1. Recognition that inositol phospholipid-derived second messengers are involved in the initiation and maintenance of airway smooth muscle contraction raises the possibility of new therapeutic approaches to the treatment of asthma. We anticipated that lithium, through its effects on cell signal transduction and ion-transport pathways, would be likely to protect the airways against constrictor stimuli.
2. We carried out a randomized, double-blind study of lithium carbonate in asthmatic patients.

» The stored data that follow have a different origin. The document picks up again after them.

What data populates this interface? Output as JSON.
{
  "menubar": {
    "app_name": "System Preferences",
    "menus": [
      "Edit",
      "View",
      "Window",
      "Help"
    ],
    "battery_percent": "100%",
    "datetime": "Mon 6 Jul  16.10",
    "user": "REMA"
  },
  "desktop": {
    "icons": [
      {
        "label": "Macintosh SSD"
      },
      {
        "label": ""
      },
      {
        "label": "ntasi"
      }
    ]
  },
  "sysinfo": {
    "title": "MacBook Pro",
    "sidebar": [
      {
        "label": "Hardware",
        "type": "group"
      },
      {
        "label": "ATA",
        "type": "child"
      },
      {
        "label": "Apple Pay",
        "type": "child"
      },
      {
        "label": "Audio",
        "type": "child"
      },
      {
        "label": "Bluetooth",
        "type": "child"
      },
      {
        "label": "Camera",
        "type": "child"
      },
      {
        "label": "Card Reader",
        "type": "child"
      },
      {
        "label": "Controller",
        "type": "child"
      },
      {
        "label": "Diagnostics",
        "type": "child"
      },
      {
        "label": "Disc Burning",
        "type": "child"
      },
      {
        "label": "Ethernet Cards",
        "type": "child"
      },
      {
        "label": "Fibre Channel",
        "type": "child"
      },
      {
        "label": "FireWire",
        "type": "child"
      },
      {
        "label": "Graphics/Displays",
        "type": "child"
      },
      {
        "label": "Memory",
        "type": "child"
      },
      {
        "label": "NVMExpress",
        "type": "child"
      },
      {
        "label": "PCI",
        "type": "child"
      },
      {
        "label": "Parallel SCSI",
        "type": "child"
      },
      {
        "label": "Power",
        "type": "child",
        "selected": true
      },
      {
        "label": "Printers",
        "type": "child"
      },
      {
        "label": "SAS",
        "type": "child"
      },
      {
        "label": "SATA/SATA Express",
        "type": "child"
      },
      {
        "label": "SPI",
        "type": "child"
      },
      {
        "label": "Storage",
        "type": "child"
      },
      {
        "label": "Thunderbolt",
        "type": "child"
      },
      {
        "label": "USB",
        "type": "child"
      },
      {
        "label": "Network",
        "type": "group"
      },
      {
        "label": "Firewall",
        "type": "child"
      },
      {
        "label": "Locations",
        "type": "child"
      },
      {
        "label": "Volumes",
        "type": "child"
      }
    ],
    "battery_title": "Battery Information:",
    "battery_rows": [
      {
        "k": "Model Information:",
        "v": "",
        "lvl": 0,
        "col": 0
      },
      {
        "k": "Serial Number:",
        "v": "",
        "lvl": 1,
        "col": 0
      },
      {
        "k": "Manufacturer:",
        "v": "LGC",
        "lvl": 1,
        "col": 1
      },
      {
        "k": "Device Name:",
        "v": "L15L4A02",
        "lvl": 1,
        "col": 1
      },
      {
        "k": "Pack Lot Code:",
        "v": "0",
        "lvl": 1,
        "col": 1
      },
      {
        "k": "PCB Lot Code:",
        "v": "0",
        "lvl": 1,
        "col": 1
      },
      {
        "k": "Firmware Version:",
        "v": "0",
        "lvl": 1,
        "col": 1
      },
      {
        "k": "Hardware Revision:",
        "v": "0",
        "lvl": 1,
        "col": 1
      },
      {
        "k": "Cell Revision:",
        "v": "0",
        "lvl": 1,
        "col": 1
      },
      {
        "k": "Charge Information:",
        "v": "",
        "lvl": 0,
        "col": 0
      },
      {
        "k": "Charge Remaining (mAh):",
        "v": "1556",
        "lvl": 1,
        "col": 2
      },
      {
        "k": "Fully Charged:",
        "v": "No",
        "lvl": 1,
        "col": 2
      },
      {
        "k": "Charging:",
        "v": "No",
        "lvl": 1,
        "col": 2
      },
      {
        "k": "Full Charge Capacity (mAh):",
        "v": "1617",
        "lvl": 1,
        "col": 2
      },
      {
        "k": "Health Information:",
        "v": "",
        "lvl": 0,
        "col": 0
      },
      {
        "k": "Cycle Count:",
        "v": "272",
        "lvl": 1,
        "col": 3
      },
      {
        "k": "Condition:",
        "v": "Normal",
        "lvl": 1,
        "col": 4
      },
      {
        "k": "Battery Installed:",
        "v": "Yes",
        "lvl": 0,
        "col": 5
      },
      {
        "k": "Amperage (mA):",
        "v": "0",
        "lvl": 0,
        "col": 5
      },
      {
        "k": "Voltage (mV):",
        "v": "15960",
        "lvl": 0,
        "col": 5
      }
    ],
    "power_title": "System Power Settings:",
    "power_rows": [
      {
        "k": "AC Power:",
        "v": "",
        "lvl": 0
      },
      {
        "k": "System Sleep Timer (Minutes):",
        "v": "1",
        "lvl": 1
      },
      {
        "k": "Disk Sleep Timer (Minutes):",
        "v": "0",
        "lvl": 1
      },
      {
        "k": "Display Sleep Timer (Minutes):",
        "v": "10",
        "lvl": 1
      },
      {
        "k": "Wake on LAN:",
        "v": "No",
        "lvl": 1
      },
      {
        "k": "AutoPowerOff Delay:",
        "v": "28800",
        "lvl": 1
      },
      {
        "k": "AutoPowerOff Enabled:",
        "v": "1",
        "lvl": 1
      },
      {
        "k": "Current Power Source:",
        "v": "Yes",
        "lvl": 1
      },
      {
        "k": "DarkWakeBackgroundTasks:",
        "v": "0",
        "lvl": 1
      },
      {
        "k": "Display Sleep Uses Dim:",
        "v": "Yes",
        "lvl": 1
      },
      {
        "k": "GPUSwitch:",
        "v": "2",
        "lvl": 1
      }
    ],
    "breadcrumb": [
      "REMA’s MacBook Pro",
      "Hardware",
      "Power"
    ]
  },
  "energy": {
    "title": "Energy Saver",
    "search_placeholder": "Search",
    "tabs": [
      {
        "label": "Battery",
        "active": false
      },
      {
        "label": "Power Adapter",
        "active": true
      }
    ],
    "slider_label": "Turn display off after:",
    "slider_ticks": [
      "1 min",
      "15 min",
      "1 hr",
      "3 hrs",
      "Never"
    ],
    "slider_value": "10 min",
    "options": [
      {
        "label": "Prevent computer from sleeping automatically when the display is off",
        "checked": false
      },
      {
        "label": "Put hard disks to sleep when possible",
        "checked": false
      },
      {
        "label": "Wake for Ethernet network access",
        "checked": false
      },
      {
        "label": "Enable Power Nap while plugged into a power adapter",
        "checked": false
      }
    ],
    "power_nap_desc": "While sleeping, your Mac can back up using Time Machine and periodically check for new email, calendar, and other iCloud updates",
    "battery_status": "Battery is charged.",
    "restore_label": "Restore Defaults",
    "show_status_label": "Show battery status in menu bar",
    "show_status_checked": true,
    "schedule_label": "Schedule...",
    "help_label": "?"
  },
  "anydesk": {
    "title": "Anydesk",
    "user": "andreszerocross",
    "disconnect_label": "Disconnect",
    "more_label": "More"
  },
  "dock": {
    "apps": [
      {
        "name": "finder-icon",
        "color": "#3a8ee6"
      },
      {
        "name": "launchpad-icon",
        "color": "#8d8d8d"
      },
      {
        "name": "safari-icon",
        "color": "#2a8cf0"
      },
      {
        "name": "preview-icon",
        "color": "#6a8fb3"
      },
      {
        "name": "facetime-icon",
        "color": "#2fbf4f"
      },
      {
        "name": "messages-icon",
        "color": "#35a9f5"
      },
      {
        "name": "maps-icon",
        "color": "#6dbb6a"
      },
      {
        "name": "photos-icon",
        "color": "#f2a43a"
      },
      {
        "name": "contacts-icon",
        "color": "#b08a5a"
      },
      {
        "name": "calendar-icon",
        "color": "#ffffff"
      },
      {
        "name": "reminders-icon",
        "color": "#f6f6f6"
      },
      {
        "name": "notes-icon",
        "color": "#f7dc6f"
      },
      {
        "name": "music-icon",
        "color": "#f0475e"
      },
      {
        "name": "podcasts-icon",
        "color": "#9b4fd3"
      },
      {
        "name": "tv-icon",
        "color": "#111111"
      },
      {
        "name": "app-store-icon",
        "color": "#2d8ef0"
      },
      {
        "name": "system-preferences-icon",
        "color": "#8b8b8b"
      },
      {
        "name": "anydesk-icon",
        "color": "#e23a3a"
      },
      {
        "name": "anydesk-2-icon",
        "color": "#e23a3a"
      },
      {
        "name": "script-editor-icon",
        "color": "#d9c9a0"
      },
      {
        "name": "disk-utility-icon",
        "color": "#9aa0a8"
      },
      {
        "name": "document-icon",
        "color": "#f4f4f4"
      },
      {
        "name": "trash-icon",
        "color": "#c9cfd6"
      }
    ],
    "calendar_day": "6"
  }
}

3. After a 1 week run-in period, 27 patients were allocated lithium carbonate (800 mg) or placebo for 21 days with measurement of forced expiratory volume in 1 s, the dose of histamine causing a 20% fall in the forced expiratory volume in 1 s and serum lithium concentration on days 3, 7, 14 and 21.
4. Twenty-one patients completed the study (10 on lithium, 11 on placebo). Mean serum lithium levels for patients on active treatment were in the therapeutic range on all four occasions.

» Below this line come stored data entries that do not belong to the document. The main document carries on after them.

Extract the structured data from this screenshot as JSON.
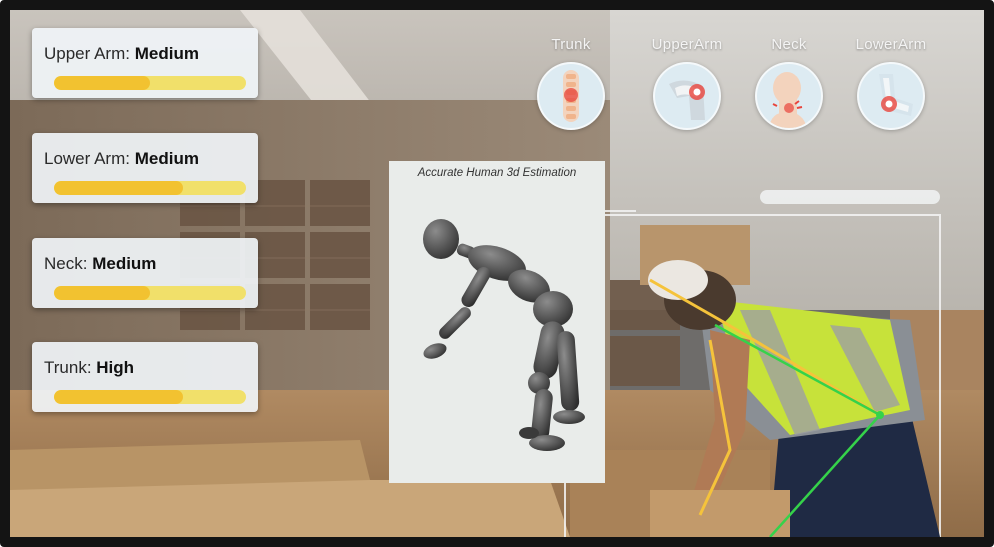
{
  "ratings": [
    {
      "label": "Upper Arm:",
      "level": "Medium",
      "fill": 0.5
    },
    {
      "label": "Lower Arm:",
      "level": "Medium",
      "fill": 0.67
    },
    {
      "label": "Neck:",
      "level": "Medium",
      "fill": 0.5
    },
    {
      "label": "Trunk:",
      "level": "High",
      "fill": 0.67
    }
  ],
  "body_parts": [
    {
      "label": "Trunk",
      "icon": "spine-icon"
    },
    {
      "label": "UpperArm",
      "icon": "shoulder-icon"
    },
    {
      "label": "Neck",
      "icon": "neck-icon"
    },
    {
      "label": "LowerArm",
      "icon": "elbow-icon"
    }
  ],
  "estimation_panel": {
    "title": "Accurate Human 3d Estimation"
  },
  "colors": {
    "bar_fill": "#f2c230",
    "bar_track": "#f1e06a",
    "pose_yellow": "#f5c33b",
    "pose_green": "#35d24a",
    "pain_red": "#e8453c",
    "icon_bg": "#ddebf2"
  }
}
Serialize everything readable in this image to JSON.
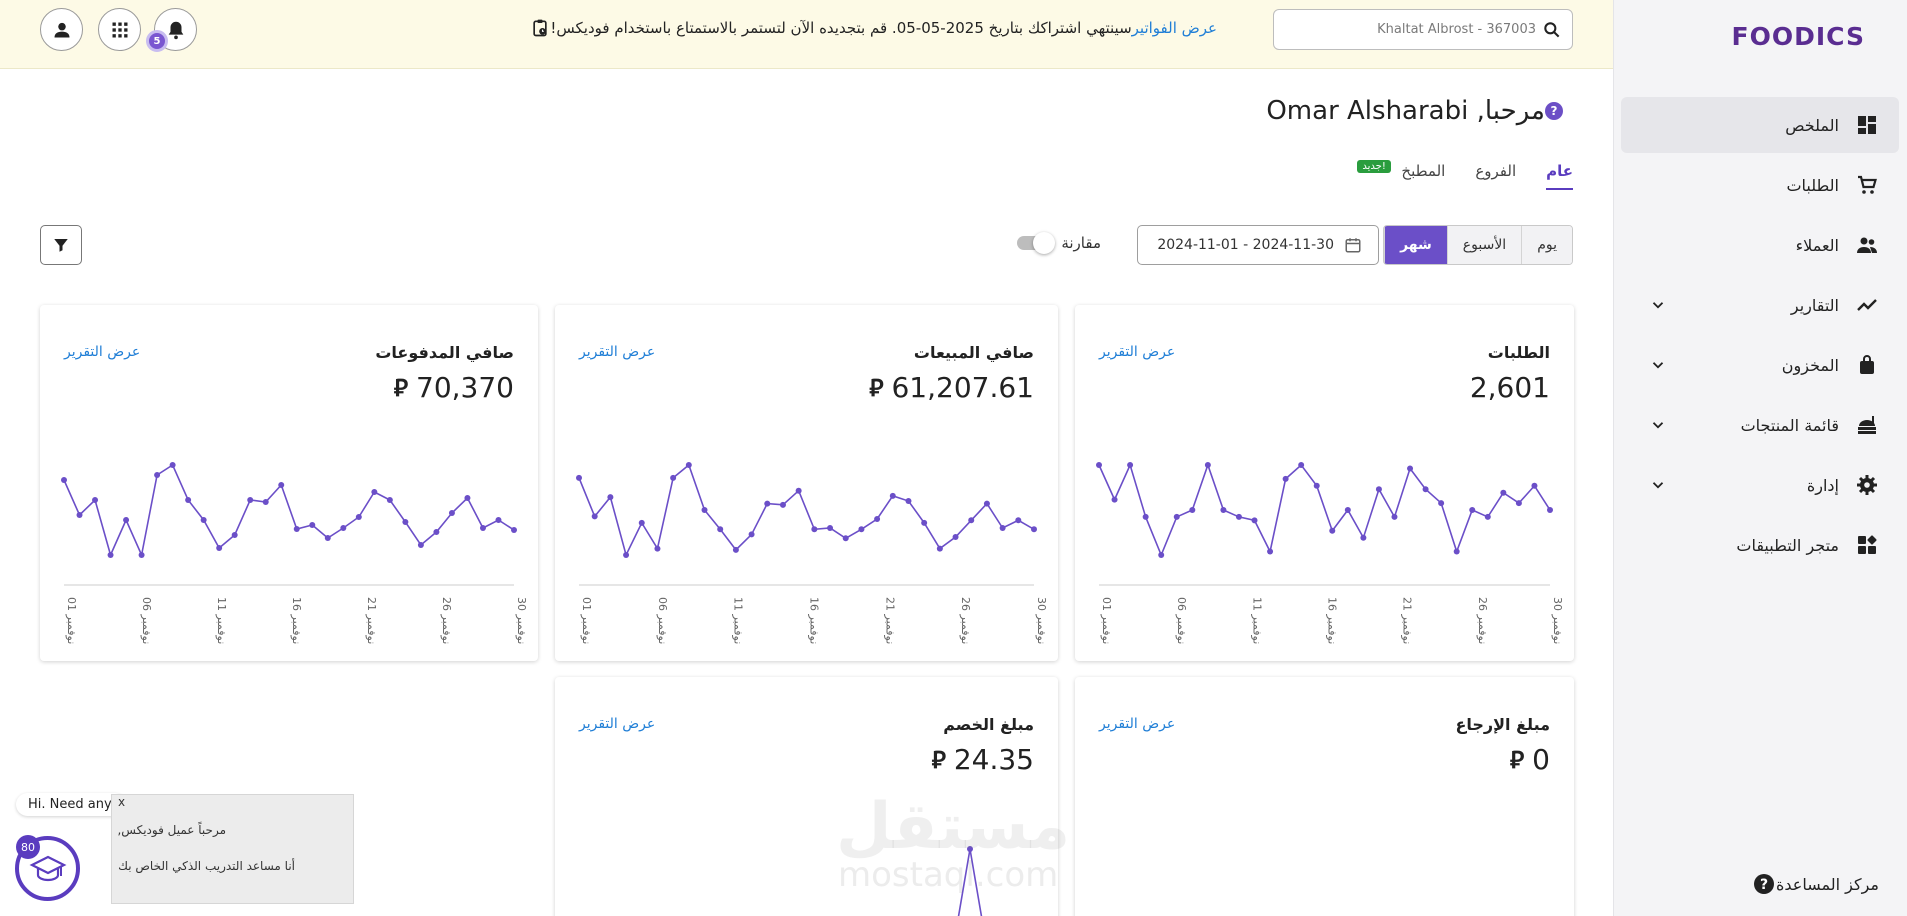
{
  "brand": {
    "logo_text": "FOODICS",
    "accent": "#6b4fc8",
    "link": "#1f7ed6"
  },
  "sidebar": {
    "items": [
      {
        "label": "الملخص",
        "icon": "dashboard-icon",
        "active": true,
        "expandable": false
      },
      {
        "label": "الطلبات",
        "icon": "cart-icon",
        "active": false,
        "expandable": false
      },
      {
        "label": "العملاء",
        "icon": "users-icon",
        "active": false,
        "expandable": false
      },
      {
        "label": "التقارير",
        "icon": "trend-icon",
        "active": false,
        "expandable": true
      },
      {
        "label": "المخزون",
        "icon": "bag-icon",
        "active": false,
        "expandable": true
      },
      {
        "label": "قائمة المنتجات",
        "icon": "food-icon",
        "active": false,
        "expandable": true
      },
      {
        "label": "إدارة",
        "icon": "gear-icon",
        "active": false,
        "expandable": true
      },
      {
        "label": "متجر التطبيقات",
        "icon": "apps-store-icon",
        "active": false,
        "expandable": false
      }
    ],
    "help_center": "مركز المساعدة"
  },
  "topbar": {
    "search_value": "Khaltat Albrost - 367003",
    "notice": "سينتهي اشتراكك بتاريخ 2025-05-05. قم بتجديده الآن لتستمر بالاستمتاع باستخدام فوديكس!",
    "notice_link": "عرض الفواتير",
    "notifications_count": "5"
  },
  "main": {
    "greeting": "مرحبا, Omar Alsharabi",
    "tabs": [
      {
        "label": "عام",
        "active": true
      },
      {
        "label": "الفروع",
        "active": false
      },
      {
        "label": "المطبخ",
        "active": false,
        "badge": "جديد!"
      }
    ],
    "period": {
      "day": "يوم",
      "week": "الأسبوع",
      "month": "شهر",
      "selected": "month"
    },
    "date_range": "2024-11-01 - 2024-11-30",
    "compare_label": "مقارنة",
    "currency_symbol": "⃁",
    "x_ticks": [
      "01 نوفمبر",
      "06 نوفمبر",
      "11 نوفمبر",
      "16 نوفمبر",
      "21 نوفمبر",
      "26 نوفمبر",
      "30 نوفمبر"
    ],
    "view_report": "عرض التقرير",
    "cards": [
      {
        "title": "الطلبات",
        "value": "2,601",
        "currency": false
      },
      {
        "title": "صافي المبيعات",
        "value": "61,207.61",
        "currency": true
      },
      {
        "title": "صافي المدفوعات",
        "value": "70,370",
        "currency": true
      },
      {
        "title": "مبلغ الإرجاع",
        "value": "0",
        "currency": true
      },
      {
        "title": "مبلغ الخصم",
        "value": "24.35",
        "currency": true
      }
    ]
  },
  "chart_data": [
    {
      "type": "line",
      "title": "الطلبات",
      "x": [
        "01",
        "02",
        "03",
        "04",
        "05",
        "06",
        "07",
        "08",
        "09",
        "10",
        "11",
        "12",
        "13",
        "14",
        "15",
        "16",
        "17",
        "18",
        "19",
        "20",
        "21",
        "22",
        "23",
        "24",
        "25",
        "26",
        "27",
        "28",
        "29",
        "30"
      ],
      "values": [
        95,
        85,
        95,
        80,
        69,
        80,
        82,
        95,
        82,
        80,
        79,
        70,
        91,
        95,
        89,
        76,
        82,
        74,
        88,
        80,
        94,
        88,
        84,
        70,
        82,
        80,
        87,
        84,
        89,
        82
      ]
    },
    {
      "type": "line",
      "title": "صافي المبيعات",
      "x": [
        "01",
        "02",
        "03",
        "04",
        "05",
        "06",
        "07",
        "08",
        "09",
        "10",
        "11",
        "12",
        "13",
        "14",
        "15",
        "16",
        "17",
        "18",
        "19",
        "20",
        "21",
        "22",
        "23",
        "24",
        "25",
        "26",
        "27",
        "28",
        "29",
        "30"
      ],
      "values": [
        2200,
        1900,
        2050,
        1600,
        1850,
        1650,
        2200,
        2300,
        1950,
        1800,
        1640,
        1760,
        2000,
        1990,
        2100,
        1800,
        1810,
        1730,
        1800,
        1880,
        2060,
        2020,
        1850,
        1650,
        1740,
        1870,
        2000,
        1810,
        1870,
        1800
      ]
    },
    {
      "type": "line",
      "title": "صافي المدفوعات",
      "x": [
        "01",
        "02",
        "03",
        "04",
        "05",
        "06",
        "07",
        "08",
        "09",
        "10",
        "11",
        "12",
        "13",
        "14",
        "15",
        "16",
        "17",
        "18",
        "19",
        "20",
        "21",
        "22",
        "23",
        "24",
        "25",
        "26",
        "27",
        "28",
        "29",
        "30"
      ],
      "values": [
        2600,
        2250,
        2400,
        1850,
        2200,
        1850,
        2650,
        2750,
        2400,
        2200,
        1920,
        2050,
        2400,
        2380,
        2550,
        2110,
        2150,
        2020,
        2120,
        2230,
        2480,
        2400,
        2180,
        1950,
        2080,
        2270,
        2420,
        2120,
        2200,
        2100
      ]
    }
  ],
  "chat": {
    "pill": "Hi. Need any help?",
    "line1": "مرحباً عميل فوديكس,",
    "line2": "أنا مساعد التدريب الذكي الخاص بك",
    "count": "80",
    "close": "x"
  },
  "watermark": {
    "ar": "مستقل",
    "en": "mostaql.com"
  }
}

5. Lithium did not alter the forced expiratory volume in 1 s (P=0.8) or the twice-daily peak expiratory flow (P=0.15). It did, however, reduce histamine reactivity (the maximum difference between lithium and placebo was 1.2 doubling doses of histamine on day 21; 95% confidence interval 0.2–2.2 doubling doses), improve symptom scores (P < 0.05) and reduce usage of β-adrenoceptor agonist inhalers (P < 0.05).
6. We conclude that lithium reduces bronchial reactivity in airway smooth muscle; this finding raises new therapeutic possibilities for the treatment of asthma.